My dear Sisters,
The city has surrendered itself entirely to rain. It does not fall so much as persist—an unrelenting seepage into walls, into wood, into the very temperament of things. The houses appear to hold it within themselves now; one sees the damp before one steps inside, as though the structures have taken to exhibition. Even the door to my lodgings refuses its duty—it will not close, swollen with the season. Such is the stage we have reached.
I cannot recall an autumn in Gauteng so cold, so insistently wet. It carries the temperament of a June elsewhere—some greyer, more restrained country, where the sun is spoken of rather than seen. I find myself wondering about home. Tell me, are the mountains in Lesotho glistening still, their sides undone by streams? Does the land there also feel as though it is silently weeping?
This morning I woke in a state of some exhaustion. I have been running more than I had intended—beyond reason, perhaps. My toes, I must admit, are not what they once were. They have lost something of their former brightness, and my favourite running shoes have taken to developing holes, worn my miles and insistence—an indignity I suspect neither of us deserved. Yesterday, climbing the hills of Northcliff, my heart rose to such a pitch that I thought it might abandon me.
There was no electricity at dawn, and yet, as I stood beneath the shower preparing for the library in Parkview, it returned with an almost theatrical timing, as though the city itself were toying with me. Work occupies me entirely, though it has yet to yield anything so vulgar as payment. My hours have grown irregular. Sleep arriving at five, departing at nine, as though it too were uncertain of its commitments. At times, I entertain the grim notion that I shall become one of those artists whose work is only properly regarded once they are no longer here to see it. It is a tedious fantasy, and I do not wholly believe it. Not in my case, I think.
The novel—yes, that stubborn creature—is nearly finished. I had imagined I might complete it in three months; we now approach five. Still, I feel we are moving, if not swiftly, then with a certain inevitability. I wonder, idly, who will read it. You, I suppose, though I am not unaware that reading has never been the chief pastime among you. Even so, one writes with some hope.
Mama has written to me—she requires money for house repairs come April. I shall see what can be managed. And you, what occupies your days now? I imagine Katty and ’Mita remain consumed by their work, while Mow continues, as ever, to live rather splendidly. Ree, I am told, has taken to motherhood—a son, no less. It is a strange thing, how swiftly time rearranges us.

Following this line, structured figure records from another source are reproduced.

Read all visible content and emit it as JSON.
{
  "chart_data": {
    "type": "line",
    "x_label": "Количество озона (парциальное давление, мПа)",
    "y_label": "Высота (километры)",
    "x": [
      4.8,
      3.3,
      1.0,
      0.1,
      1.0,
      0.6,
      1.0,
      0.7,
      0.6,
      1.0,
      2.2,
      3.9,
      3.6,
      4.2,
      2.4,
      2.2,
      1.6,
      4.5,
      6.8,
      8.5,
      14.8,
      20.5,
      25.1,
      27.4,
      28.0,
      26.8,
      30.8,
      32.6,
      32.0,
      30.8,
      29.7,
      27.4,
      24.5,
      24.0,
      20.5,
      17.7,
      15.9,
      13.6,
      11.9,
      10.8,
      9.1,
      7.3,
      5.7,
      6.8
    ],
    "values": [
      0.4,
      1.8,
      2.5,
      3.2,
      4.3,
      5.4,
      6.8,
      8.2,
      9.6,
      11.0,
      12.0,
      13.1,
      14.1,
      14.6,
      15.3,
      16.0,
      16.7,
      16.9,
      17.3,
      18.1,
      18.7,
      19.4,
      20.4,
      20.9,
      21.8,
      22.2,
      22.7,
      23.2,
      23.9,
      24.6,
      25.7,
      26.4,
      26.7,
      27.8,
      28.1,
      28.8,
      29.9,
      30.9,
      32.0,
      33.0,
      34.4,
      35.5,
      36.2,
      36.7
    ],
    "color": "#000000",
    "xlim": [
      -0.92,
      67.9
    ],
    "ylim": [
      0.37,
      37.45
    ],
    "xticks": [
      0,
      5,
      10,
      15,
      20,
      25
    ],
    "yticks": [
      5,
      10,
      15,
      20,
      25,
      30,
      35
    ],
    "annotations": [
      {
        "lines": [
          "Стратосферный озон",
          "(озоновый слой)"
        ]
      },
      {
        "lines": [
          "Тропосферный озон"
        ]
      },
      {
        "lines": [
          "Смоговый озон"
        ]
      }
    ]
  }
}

It seems only yesterday we were gathered at Christmas in those white costumes Mow designed thoughtfully at the last minute, and now five years have slipped by without so much as an apology. Lee, I trust, is preparing for her final examinations with due seriousness, and the teacher, Pippah, is sharpening the future’s brightest minds.
My days here are composed of small, repetitive acts: I read, I write, I observe. Occasionally, I speak with a stranger. I tend to the cat, clean her litter box, wash the dishes, and prepare supper. In the evenings, I walk with Anja as she exercises her dog, Sophie, around the park. There is a rhythm to it all, though not an altogether comforting one.

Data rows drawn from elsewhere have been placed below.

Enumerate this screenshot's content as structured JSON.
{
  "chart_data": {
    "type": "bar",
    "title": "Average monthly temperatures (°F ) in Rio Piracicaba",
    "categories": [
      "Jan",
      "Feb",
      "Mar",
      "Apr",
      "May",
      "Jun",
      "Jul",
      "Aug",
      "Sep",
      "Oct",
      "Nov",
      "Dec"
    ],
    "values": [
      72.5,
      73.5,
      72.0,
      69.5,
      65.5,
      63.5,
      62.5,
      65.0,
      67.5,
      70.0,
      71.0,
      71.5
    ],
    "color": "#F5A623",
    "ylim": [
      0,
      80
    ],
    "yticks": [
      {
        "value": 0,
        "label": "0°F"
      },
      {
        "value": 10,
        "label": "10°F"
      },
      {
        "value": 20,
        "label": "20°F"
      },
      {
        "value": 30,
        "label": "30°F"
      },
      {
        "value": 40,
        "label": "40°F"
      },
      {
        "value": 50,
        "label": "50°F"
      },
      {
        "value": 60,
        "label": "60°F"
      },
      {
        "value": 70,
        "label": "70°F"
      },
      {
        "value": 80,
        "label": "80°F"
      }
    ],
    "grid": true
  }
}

Earlier this month, I visited Alexandra township for the first time. One is struck immediately by a certain stripping away of dignity, something difficult to articulate without sounding severe. Not long after, I found myself in Hawick, in KwaZulu-Natal, in the company of Malcolm. To move between such places in so short a span unsettles the spirit. One feels, quite at once, grateful and resentful, fortunate and deprived. It is a most disorienting condition, as though one were being pulled in opposing directions by invisible hands.
I am to travel to Cape Town in April for editorial work. I approach it with a seriousness that borders on the absurd, given that it does not yet pay. Still, I hold to the belief that it will, eventually, and perhaps even handsomely. There are moments, I confess, when I feel myself part of some peculiar fraternity of artists—working endlessly, producing diligently, and yet receiving nothing in return but the work itself. It is a most disagreeable arrangement. And yet—I persist.
Do write when you are able. I find I miss you all in ways that are not always immediately apparent, but deeply felt, nonetheless.